Back to the issue I was talking about in my first paragraph: If I want to sell "freds blue widgets" and you want to sell the same, there are only so many ways to differentiate our sites... color schemes, amount of information, marketing knowledge, etc...
Generally the only difference between what we sell is in the "deal" we are making. It's not so different from buying products in the bricks and morter world. However, in the bricks and morter world no one can tell you that there are too many gas stations, or shoe stores or whatever then reshuffle your shopping district... as a consumer you shop... get a deal and purchase a product...
This Christmas I'll probably visit 3 or 4 large electronics retailers... they all carry the same brands and models... I'll buy from whichever does the best sales job.... period..
If you sell a product on the web you not only have to rank well, you have to do a good job of selling the product...
Your reply on my "penalty" question was extremely helpful; thank you!
I notice that you keep mentioning good quality *sites* rather than good quality *pages*. Does the content/popularity of the *entire site* now affect a single page's ranking in the SERPs? Or can a single page still stand on its own?
The reason I ask is because I have a page with a very informative article on "blue hairy widgets" on a small niche website. It used to rank #1 for a "blue hairy widgets" search, but post-Florida is nowhere to be found.

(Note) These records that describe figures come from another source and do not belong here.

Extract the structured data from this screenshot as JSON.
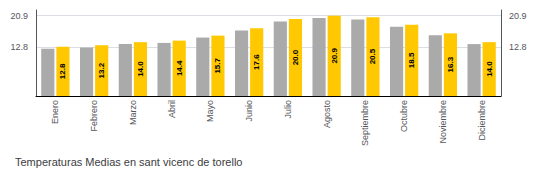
{
  "chart_data": {
    "type": "bar",
    "title": "Temperaturas Medias en sant vicenc de torello",
    "categories": [
      "Enero",
      "Febrero",
      "Marzo",
      "Abril",
      "Mayo",
      "Junio",
      "Julio",
      "Agosto",
      "Septiembre",
      "Octubre",
      "Noviembre",
      "Diciembre"
    ],
    "series": [
      {
        "color": "#AAAAAA",
        "values": [
          12.3,
          12.6,
          13.5,
          13.8,
          15.2,
          17.0,
          19.4,
          20.3,
          19.9,
          18.0,
          15.8,
          13.5
        ]
      },
      {
        "color": "#FFC800",
        "values": [
          12.8,
          13.2,
          14.0,
          14.4,
          15.7,
          17.6,
          20.0,
          20.9,
          20.5,
          18.5,
          16.3,
          14.0
        ],
        "value_labels": [
          "12.8",
          "13.2",
          "14.0",
          "14.4",
          "15.7",
          "17.6",
          "20.0",
          "20.9",
          "20.5",
          "18.5",
          "16.3",
          "14.0"
        ]
      }
    ],
    "ylim": [
      0,
      22.363
    ],
    "yticks": [
      12.8,
      20.9
    ],
    "y2lim": [
      0,
      22.363
    ],
    "y2ticks": [
      12.8,
      20.9
    ],
    "grid": true
  }
}
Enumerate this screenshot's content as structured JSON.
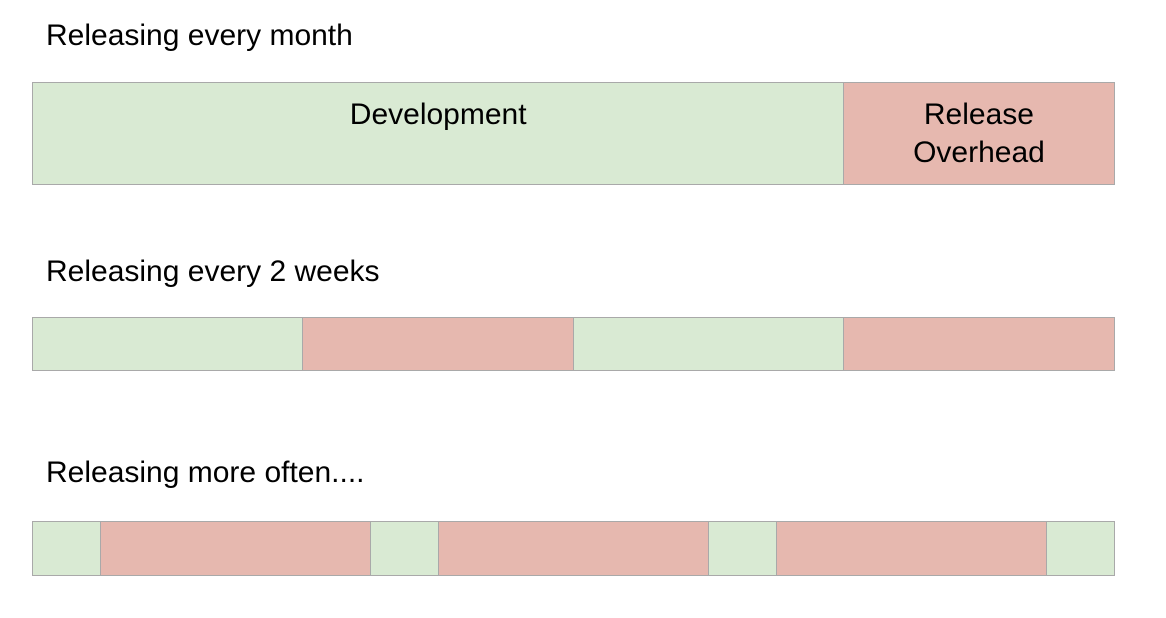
{
  "colors": {
    "development": "#d9ead3",
    "release_overhead": "#e6b8af",
    "border": "#a9a9a9"
  },
  "rows": [
    {
      "title": "Releasing every month",
      "segments": [
        {
          "kind": "development",
          "weight": 3,
          "label": "Development"
        },
        {
          "kind": "release_overhead",
          "weight": 1,
          "label": "Release\nOverhead"
        }
      ]
    },
    {
      "title": "Releasing every 2 weeks",
      "segments": [
        {
          "kind": "development",
          "weight": 1,
          "label": ""
        },
        {
          "kind": "release_overhead",
          "weight": 1,
          "label": ""
        },
        {
          "kind": "development",
          "weight": 1,
          "label": ""
        },
        {
          "kind": "release_overhead",
          "weight": 1,
          "label": ""
        }
      ]
    },
    {
      "title": "Releasing more often....",
      "segments": [
        {
          "kind": "development",
          "weight": 1,
          "label": ""
        },
        {
          "kind": "release_overhead",
          "weight": 4,
          "label": ""
        },
        {
          "kind": "development",
          "weight": 1,
          "label": ""
        },
        {
          "kind": "release_overhead",
          "weight": 4,
          "label": ""
        },
        {
          "kind": "development",
          "weight": 1,
          "label": ""
        },
        {
          "kind": "release_overhead",
          "weight": 4,
          "label": ""
        },
        {
          "kind": "development",
          "weight": 1,
          "label": ""
        }
      ]
    }
  ]
}
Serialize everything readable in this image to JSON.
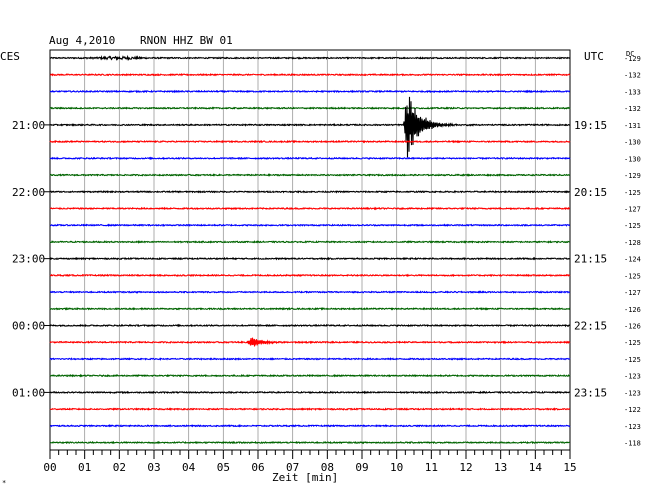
{
  "header": {
    "date": "Aug 4,2010",
    "station": "RNON HHZ BW 01",
    "left_tz": "CES",
    "right_tz": "UTC",
    "dc_label": "DC"
  },
  "chart_data": {
    "type": "line",
    "title": "Aug 4,2010   RNON HHZ BW 01",
    "xlabel": "Zeit [min]",
    "ylabel": "",
    "xlim": [
      0,
      15
    ],
    "x_ticks": [
      "00",
      "01",
      "02",
      "03",
      "04",
      "05",
      "06",
      "07",
      "08",
      "09",
      "10",
      "11",
      "12",
      "13",
      "14",
      "15"
    ],
    "grid": true,
    "left_hour_labels": [
      {
        "trace": 4,
        "label": "21:00"
      },
      {
        "trace": 8,
        "label": "22:00"
      },
      {
        "trace": 12,
        "label": "23:00"
      },
      {
        "trace": 16,
        "label": "00:00"
      },
      {
        "trace": 20,
        "label": "01:00"
      }
    ],
    "right_utc_labels": [
      {
        "trace": 4,
        "label": "19:15"
      },
      {
        "trace": 8,
        "label": "20:15"
      },
      {
        "trace": 12,
        "label": "21:15"
      },
      {
        "trace": 16,
        "label": "22:15"
      },
      {
        "trace": 20,
        "label": "23:15"
      }
    ],
    "trace_colors": [
      "#000000",
      "#ff0000",
      "#0000ff",
      "#006400"
    ],
    "dc_offsets": [
      -129,
      -132,
      -133,
      -132,
      -131,
      -130,
      -130,
      -129,
      -125,
      -127,
      -125,
      -128,
      -124,
      -125,
      -127,
      -126,
      -126,
      -125,
      -125,
      -123,
      -123,
      -122,
      -123,
      -118
    ],
    "events": [
      {
        "trace": 4,
        "start_min": 10.2,
        "peak_amplitude": 3.2,
        "duration_min": 1.2,
        "label": "earthquake"
      },
      {
        "trace": 17,
        "start_min": 5.7,
        "peak_amplitude": 0.55,
        "duration_min": 1.1,
        "label": "local event"
      }
    ],
    "noise_bursts": [
      {
        "trace": 0,
        "center_min": 2.0,
        "width_min": 1.2,
        "amplitude": 0.2
      }
    ]
  }
}
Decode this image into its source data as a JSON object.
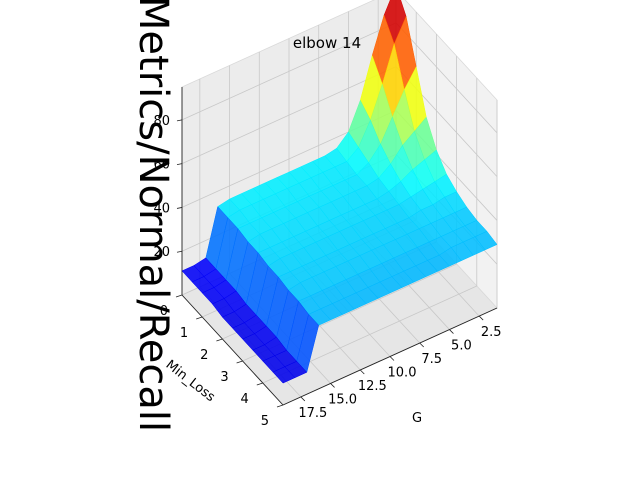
{
  "chart_data": {
    "type": "surface3d",
    "title": "elbow 14",
    "xlabel": "G",
    "ylabel": "Min_Loss",
    "zlabel": "Metrics/Normal/Recall",
    "x_ticks": [
      "2.5",
      "5.0",
      "7.5",
      "10.0",
      "12.5",
      "15.0",
      "17.5"
    ],
    "y_ticks": [
      "0",
      "1",
      "2",
      "3",
      "4",
      "5"
    ],
    "z_ticks": [
      "20",
      "40",
      "60",
      "80"
    ],
    "xlim": [
      1,
      19
    ],
    "ylim": [
      0,
      5
    ],
    "zlim": [
      0,
      95
    ],
    "colormap": "jet",
    "grid": true,
    "G": [
      1,
      2,
      3,
      4,
      5,
      6,
      7,
      8,
      9,
      10,
      11,
      12,
      13,
      14,
      15,
      16,
      17,
      18,
      19
    ],
    "Min_Loss": [
      0,
      0.5,
      1,
      1.5,
      2,
      2.5,
      3,
      3.5,
      4,
      4.5,
      5
    ],
    "Recall": [
      [
        97,
        88,
        70,
        52,
        42,
        36,
        33,
        31,
        30,
        30,
        29
      ],
      [
        86,
        78,
        62,
        48,
        40,
        35,
        33,
        31,
        30,
        30,
        29
      ],
      [
        70,
        62,
        52,
        44,
        38,
        34,
        32,
        31,
        30,
        30,
        29
      ],
      [
        52,
        48,
        42,
        38,
        35,
        33,
        32,
        31,
        30,
        30,
        29
      ],
      [
        40,
        38,
        36,
        34,
        33,
        32,
        31,
        31,
        30,
        29,
        29
      ],
      [
        35,
        34,
        33,
        33,
        32,
        32,
        31,
        31,
        30,
        29,
        29
      ],
      [
        34,
        34,
        33,
        33,
        32,
        32,
        31,
        31,
        30,
        29,
        29
      ],
      [
        34,
        34,
        33,
        33,
        32,
        32,
        31,
        31,
        30,
        29,
        29
      ],
      [
        34,
        34,
        33,
        33,
        32,
        32,
        31,
        31,
        30,
        29,
        29
      ],
      [
        34,
        34,
        33,
        33,
        32,
        32,
        31,
        31,
        30,
        29,
        29
      ],
      [
        34,
        34,
        33,
        33,
        32,
        32,
        31,
        31,
        30,
        29,
        29
      ],
      [
        34,
        34,
        33,
        33,
        32,
        32,
        31,
        31,
        30,
        29,
        29
      ],
      [
        34,
        34,
        33,
        33,
        32,
        32,
        31,
        31,
        30,
        29,
        29
      ],
      [
        34,
        34,
        33,
        33,
        32,
        32,
        31,
        31,
        30,
        29,
        29
      ],
      [
        34,
        34,
        33,
        33,
        32,
        32,
        31,
        31,
        30,
        29,
        29
      ],
      [
        33,
        33,
        33,
        32,
        32,
        31,
        31,
        30,
        30,
        29,
        29
      ],
      [
        12,
        12,
        12,
        12,
        11,
        11,
        11,
        11,
        10,
        10,
        10
      ],
      [
        11,
        11,
        11,
        11,
        10,
        10,
        10,
        10,
        10,
        10,
        10
      ],
      [
        11,
        11,
        11,
        11,
        10,
        10,
        10,
        10,
        10,
        10,
        10
      ]
    ]
  }
}
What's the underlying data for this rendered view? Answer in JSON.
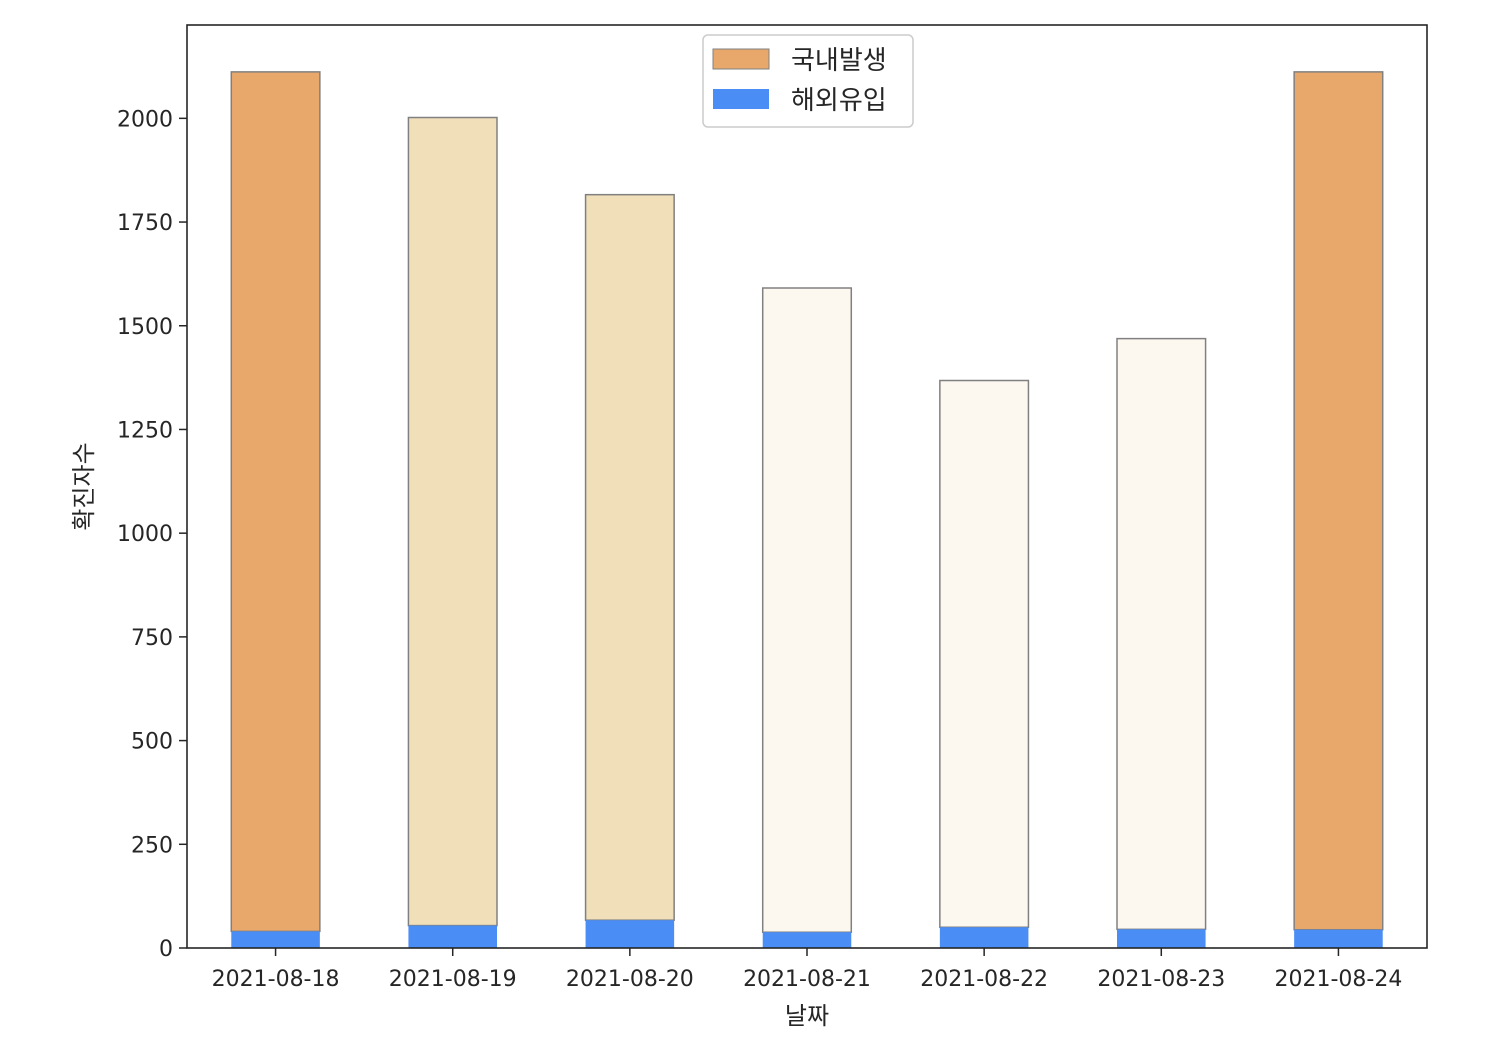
{
  "chart_data": {
    "type": "bar",
    "stacked": true,
    "categories": [
      "2021-08-18",
      "2021-08-19",
      "2021-08-20",
      "2021-08-21",
      "2021-08-22",
      "2021-08-23",
      "2021-08-24"
    ],
    "series": [
      {
        "name": "해외유입",
        "values": [
          40,
          54,
          67,
          38,
          50,
          45,
          44
        ],
        "color": "#4a8ef5"
      },
      {
        "name": "국내발생",
        "values": [
          2072,
          1948,
          1749,
          1553,
          1318,
          1424,
          2068
        ],
        "colors": [
          "#e8a86c",
          "#f0dfb8",
          "#f0dfb8",
          "#fdf8ef",
          "#fdf8ef",
          "#fdf8ef",
          "#e8a86c"
        ]
      }
    ],
    "legend_color": "#e8a86c",
    "xlabel": "날짜",
    "ylabel": "확진자수",
    "ylim": [
      0,
      2225
    ],
    "yticks": [
      0,
      250,
      500,
      750,
      1000,
      1250,
      1500,
      1750,
      2000
    ],
    "legend_position": "top-center",
    "grid": false,
    "edge_color": "#808080"
  }
}
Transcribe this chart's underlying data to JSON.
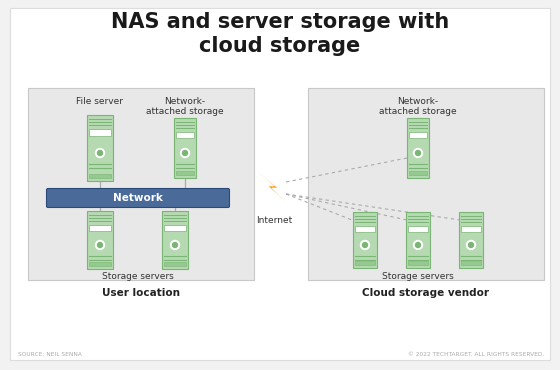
{
  "title": "NAS and server storage with\ncloud storage",
  "bg_color": "#f2f2f2",
  "white_bg": "#ffffff",
  "panel_color": "#e8e8e8",
  "panel_edge": "#cccccc",
  "server_fill": "#b5d9b0",
  "server_edge": "#7ab575",
  "server_stripe_fill": "#94c98f",
  "network_bar_color": "#4a6a9a",
  "network_bar_edge": "#2a4a7a",
  "network_text": "Network",
  "lightning_color1": "#f5a020",
  "lightning_color2": "#f5a020",
  "dashed_line_color": "#aaaaaa",
  "connector_color": "#aaaaaa",
  "left_labels": {
    "top_left": "File server",
    "top_right": "Network-\nattached storage",
    "bottom": "Storage servers",
    "panel": "User location"
  },
  "right_labels": {
    "top": "Network-\nattached storage",
    "bottom": "Storage servers",
    "panel": "Cloud storage vendor"
  },
  "internet_label": "Internet",
  "footer_left": "SOURCE: NEIL SENNA",
  "footer_right": "© 2022 TECHTARGET. ALL RIGHTS RESERVED."
}
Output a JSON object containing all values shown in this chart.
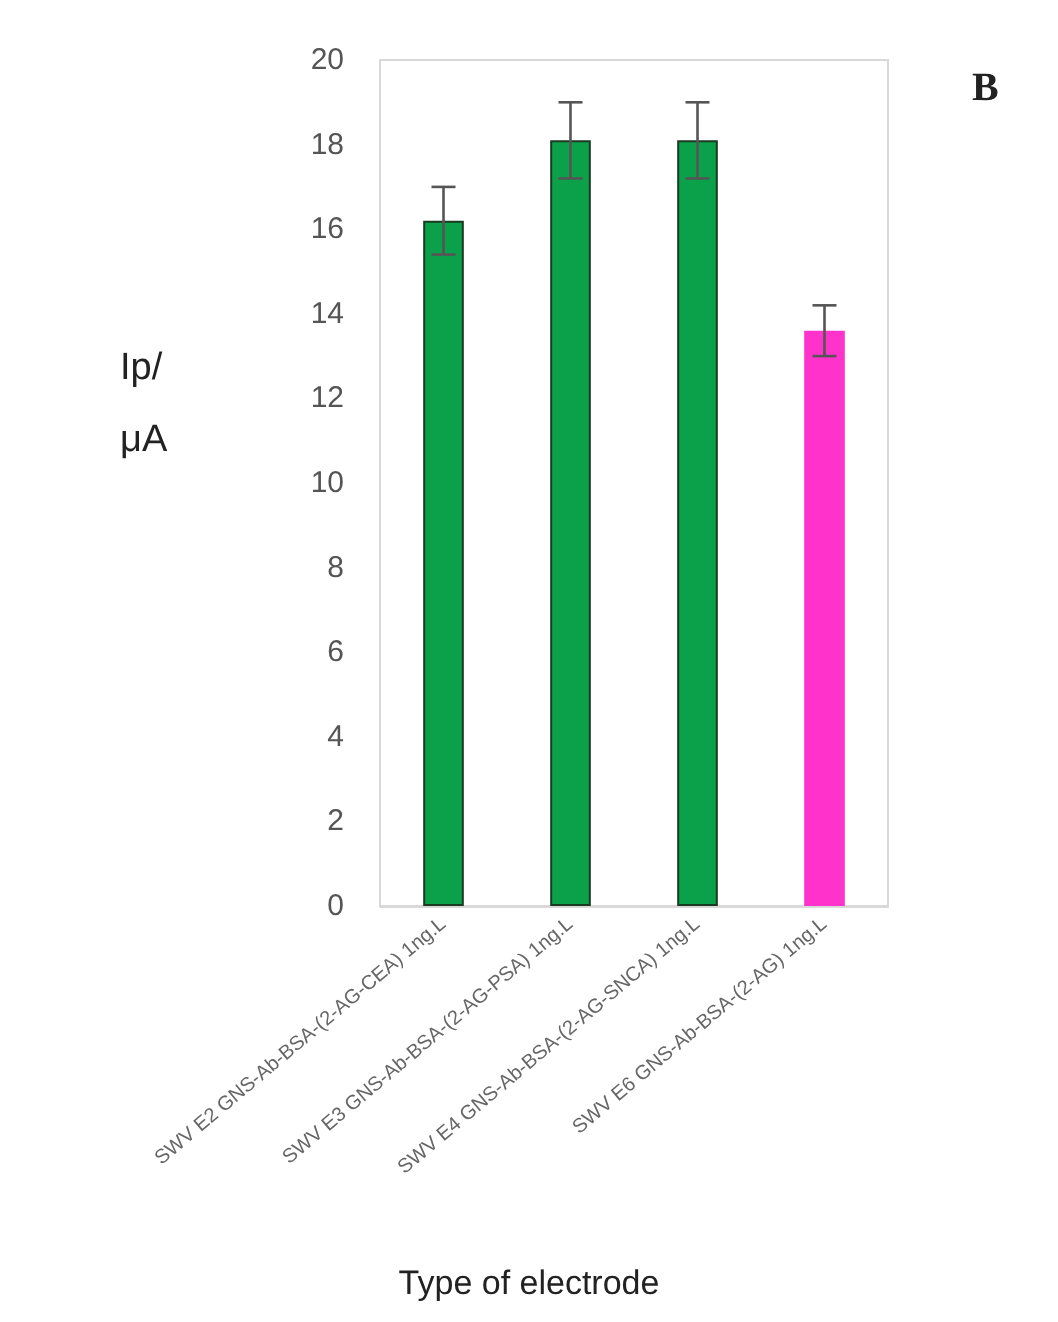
{
  "chart_data": {
    "type": "bar",
    "xlabel": "Type of electrode",
    "ylabel": "Ip/ μA",
    "annotations": [
      "B"
    ],
    "categories": [
      "SWV E2 GNS-Ab-BSA-(2-AG-CEA) 1ng.L",
      "SWV E3 GNS-Ab-BSA-(2-AG-PSA) 1ng.L",
      "SWV E4 GNS-Ab-BSA-(2-AG-SNCA) 1ng.L",
      "SWV E6 GNS-Ab-BSA-(2-AG) 1ng.L"
    ],
    "values": [
      16.2,
      18.1,
      18.1,
      13.6
    ],
    "errors": [
      0.8,
      0.9,
      0.9,
      0.6
    ],
    "colors": [
      "#0ba04a",
      "#0ba04a",
      "#0ba04a",
      "#ff33cc"
    ],
    "ylim": [
      0,
      20
    ],
    "yticks": [
      0,
      2,
      4,
      6,
      8,
      10,
      12,
      14,
      16,
      18,
      20
    ],
    "grid": false
  }
}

From your reply, I gather it's not being penalized for having "blue hairy widgets" in the title or linking to a store that sells "blue hairy widgets". So I suspect that the relevancy of the *page itself* is no longer sufficient to merit high ranking; the entire site must be deemed "high quality."
In my industry, sites that are barely relevant for "blue hairy widgets", but are authoritative (about.com), directories, or immensely large and popular (ebay, amazon) for "hairy widgets" (or just widgets for that matter) are dominating the SERPs with a single mention of a "blue hairy widget". The small, niche mom-and-pop sites focusing exclusively on "blue hairy widgets" are now off the map.
This long-winded post boils down to two questions:
1. Popularity vs. Relevancy: Is site popularity (as determined by outside votes, like links, visits, or some sort of popularity tracking) more important than specific content (particularly for popular or "big money" keyphrases)?
Example: Is it Google's intention for Huge Popular Widget Store (with a few blue hairy widgets for sale), Huge Widget Directory (with one blue hairy widget link), or Huge News Site (with an article mentioning blue hairy widgets) to rank high, while the small but spot-on relevant Blue Hairy Widget Store has disappeared?
2. Site vs. Single Page: Is a single page's ranking affected by the popularity/content of the entire site? Example: Is Huge News Site's article mentioning blue hairy widgets a better quality result than Small Niche Site's article exclusively on blue hairy widgets?